Je viens de lire l'article "rebondir": j'avoue qu'il m'a paru très confus, je ne vois pas où l'auteur veut en venir. Veut-il par là nous signifier que les interventions des participants au café philo sont de simples juxtapositions où les rebondissements se feraient selon l'affect, sur le coup, d'un intervenant ignorant le sujet du sujet qui vient d'être exposé, regrettant (=?) donc qu'il n'y ait pas d'échange, de dialogue voire de disputation?
Si c'est le cas, il faut en revenir à ce qu'est un café philo et à sa mémoire, à son histoire, car il y en a une, à l'éthique qu'avait proposée, et appliquée!, son fondateur Marc SAUTET(!!!):permettre, EN PRIORITE à tout un chacun, du néophyte au spécialiste (dans cet ordre là!), d'y exercer sur place, dans l'urgence, sa pensée, en tous cas l'y pousser (l'animateur exigeant un petit développement: très court pour respecter un maximum d'interventions), le lieu du café philo étant d'abord un lieu d'accueil du néophyte, un lieu de parole pour tous, quelque soit son niveau culturel et intellectuel, et non un lieu où plus de la moitié des participants est pris en otage, réduite à un rôle passif de public asssistant aux "conférences" de quelques ténors, transformée au plus en faire-valoir de quelques égos dans un copinage systématique d'avec l'animateur.

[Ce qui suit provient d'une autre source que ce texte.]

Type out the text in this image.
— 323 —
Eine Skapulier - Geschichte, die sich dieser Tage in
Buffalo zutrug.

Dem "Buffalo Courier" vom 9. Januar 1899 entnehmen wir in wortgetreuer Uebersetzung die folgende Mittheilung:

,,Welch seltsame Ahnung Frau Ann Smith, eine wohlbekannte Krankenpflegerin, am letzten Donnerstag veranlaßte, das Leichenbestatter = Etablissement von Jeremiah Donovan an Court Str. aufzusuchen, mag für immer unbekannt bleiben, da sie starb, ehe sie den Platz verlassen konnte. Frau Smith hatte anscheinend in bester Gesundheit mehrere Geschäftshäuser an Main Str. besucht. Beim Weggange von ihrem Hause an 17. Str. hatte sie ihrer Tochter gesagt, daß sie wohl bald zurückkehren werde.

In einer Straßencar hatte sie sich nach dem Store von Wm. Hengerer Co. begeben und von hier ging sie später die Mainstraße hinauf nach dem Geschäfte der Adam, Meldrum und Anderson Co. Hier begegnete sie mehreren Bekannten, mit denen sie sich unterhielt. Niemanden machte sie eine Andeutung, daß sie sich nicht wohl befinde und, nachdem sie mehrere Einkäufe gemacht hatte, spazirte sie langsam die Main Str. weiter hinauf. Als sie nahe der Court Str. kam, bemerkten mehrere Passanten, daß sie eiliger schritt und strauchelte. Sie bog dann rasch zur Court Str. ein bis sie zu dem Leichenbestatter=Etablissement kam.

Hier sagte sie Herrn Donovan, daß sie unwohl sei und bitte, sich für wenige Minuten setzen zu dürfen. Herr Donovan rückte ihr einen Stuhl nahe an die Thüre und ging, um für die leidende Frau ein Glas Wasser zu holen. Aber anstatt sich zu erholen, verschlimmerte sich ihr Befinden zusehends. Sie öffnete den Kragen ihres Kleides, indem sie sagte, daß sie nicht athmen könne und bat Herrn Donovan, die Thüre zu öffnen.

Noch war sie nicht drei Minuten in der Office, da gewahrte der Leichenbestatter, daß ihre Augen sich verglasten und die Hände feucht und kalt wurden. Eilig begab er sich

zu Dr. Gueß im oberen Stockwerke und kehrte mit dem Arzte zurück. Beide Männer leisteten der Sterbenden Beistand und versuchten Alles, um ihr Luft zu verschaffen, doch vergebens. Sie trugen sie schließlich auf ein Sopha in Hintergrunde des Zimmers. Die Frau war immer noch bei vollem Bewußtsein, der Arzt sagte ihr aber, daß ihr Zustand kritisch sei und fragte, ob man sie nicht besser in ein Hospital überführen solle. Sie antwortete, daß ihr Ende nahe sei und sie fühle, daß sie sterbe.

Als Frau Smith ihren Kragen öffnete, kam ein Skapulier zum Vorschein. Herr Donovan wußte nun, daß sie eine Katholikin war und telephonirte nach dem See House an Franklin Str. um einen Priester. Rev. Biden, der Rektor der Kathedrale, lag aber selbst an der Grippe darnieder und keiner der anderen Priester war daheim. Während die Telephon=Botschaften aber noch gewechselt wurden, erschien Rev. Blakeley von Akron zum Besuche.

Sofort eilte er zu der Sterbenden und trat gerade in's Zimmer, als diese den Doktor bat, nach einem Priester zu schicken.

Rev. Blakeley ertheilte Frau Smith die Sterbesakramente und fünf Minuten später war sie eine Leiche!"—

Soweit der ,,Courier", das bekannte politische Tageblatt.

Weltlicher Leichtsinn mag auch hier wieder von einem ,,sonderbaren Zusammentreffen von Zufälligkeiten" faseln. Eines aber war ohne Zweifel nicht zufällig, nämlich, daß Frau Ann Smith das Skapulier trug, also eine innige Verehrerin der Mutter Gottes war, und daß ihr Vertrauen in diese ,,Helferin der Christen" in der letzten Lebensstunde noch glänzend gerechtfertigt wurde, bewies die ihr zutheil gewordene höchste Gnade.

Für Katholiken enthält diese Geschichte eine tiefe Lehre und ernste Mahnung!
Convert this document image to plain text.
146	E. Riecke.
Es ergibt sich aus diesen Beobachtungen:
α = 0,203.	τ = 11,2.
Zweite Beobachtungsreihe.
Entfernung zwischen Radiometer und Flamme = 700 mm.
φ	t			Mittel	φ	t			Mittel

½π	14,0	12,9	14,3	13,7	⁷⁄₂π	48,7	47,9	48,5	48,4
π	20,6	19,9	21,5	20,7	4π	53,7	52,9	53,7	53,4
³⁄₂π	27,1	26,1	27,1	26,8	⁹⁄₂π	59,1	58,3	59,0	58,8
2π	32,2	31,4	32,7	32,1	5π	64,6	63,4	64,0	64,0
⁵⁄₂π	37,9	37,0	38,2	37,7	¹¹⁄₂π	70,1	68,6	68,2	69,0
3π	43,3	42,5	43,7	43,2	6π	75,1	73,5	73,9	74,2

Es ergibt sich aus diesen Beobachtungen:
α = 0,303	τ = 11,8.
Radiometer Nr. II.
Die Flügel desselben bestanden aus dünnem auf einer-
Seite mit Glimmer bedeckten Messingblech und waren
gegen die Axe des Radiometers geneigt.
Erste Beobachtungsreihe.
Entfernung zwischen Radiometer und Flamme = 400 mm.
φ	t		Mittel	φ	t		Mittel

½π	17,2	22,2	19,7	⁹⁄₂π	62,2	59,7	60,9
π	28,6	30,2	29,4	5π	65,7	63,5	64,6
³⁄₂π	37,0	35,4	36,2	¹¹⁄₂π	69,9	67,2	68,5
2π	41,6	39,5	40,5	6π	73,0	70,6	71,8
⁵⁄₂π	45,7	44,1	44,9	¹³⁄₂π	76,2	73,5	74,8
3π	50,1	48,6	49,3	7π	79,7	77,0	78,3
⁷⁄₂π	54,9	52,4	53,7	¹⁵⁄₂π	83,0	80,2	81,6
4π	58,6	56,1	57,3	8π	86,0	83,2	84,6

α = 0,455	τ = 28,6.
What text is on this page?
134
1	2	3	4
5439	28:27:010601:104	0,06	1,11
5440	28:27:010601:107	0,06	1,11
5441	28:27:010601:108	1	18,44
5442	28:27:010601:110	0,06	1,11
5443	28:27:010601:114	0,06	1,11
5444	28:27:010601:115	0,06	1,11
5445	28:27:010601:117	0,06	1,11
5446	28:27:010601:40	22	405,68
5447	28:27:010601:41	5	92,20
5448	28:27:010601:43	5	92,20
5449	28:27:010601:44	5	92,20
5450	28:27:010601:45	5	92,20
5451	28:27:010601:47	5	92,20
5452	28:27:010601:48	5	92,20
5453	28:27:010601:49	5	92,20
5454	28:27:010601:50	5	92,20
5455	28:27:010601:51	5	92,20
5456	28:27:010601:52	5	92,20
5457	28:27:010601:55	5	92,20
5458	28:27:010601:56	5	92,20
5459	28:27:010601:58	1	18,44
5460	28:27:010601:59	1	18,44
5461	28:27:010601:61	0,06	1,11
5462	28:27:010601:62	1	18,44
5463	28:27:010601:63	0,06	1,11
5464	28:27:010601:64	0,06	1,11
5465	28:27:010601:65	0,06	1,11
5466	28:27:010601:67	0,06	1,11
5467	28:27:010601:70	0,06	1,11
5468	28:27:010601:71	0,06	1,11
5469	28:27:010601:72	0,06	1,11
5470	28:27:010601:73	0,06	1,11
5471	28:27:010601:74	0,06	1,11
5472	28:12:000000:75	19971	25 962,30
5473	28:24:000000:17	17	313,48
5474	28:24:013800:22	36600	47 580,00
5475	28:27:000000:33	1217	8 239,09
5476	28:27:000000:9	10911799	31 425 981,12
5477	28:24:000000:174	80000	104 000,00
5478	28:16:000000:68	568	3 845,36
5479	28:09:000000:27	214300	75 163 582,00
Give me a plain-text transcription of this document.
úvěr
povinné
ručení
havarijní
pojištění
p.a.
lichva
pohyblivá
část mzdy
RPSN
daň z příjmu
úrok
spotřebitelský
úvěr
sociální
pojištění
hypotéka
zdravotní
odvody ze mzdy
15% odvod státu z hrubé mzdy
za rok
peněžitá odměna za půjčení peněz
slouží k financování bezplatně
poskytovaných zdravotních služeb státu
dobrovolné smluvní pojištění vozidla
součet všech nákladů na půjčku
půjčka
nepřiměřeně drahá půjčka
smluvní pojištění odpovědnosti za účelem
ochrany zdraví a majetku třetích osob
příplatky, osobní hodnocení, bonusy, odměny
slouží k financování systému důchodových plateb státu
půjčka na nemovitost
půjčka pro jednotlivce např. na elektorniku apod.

La culture s'acquière en amont ou en aval (conférences, bibliothèques, cours privés, etc.), le café philo n'ayant pas véritablement un rôle de transmission d'un savoir, même si c'est le cas pour les plus démunis, même si certains participants le réclament, mais le café philo étant le lieu privilégié d'un "faire de la pensée multiple".
Il est vraiment dommage que cette dimension généreuse disparaisse... 
Commentaire n°1 posté par DURVAL le 19/02/2010 à 19h54
Pour cet article comme pour les autres, pourrait-on connaître les sources, SVP ?
Commentaire n°2 posté par Alain le 08/02/2010 à 00h20
Deuxième chapitre comme le dit le dictionnaire………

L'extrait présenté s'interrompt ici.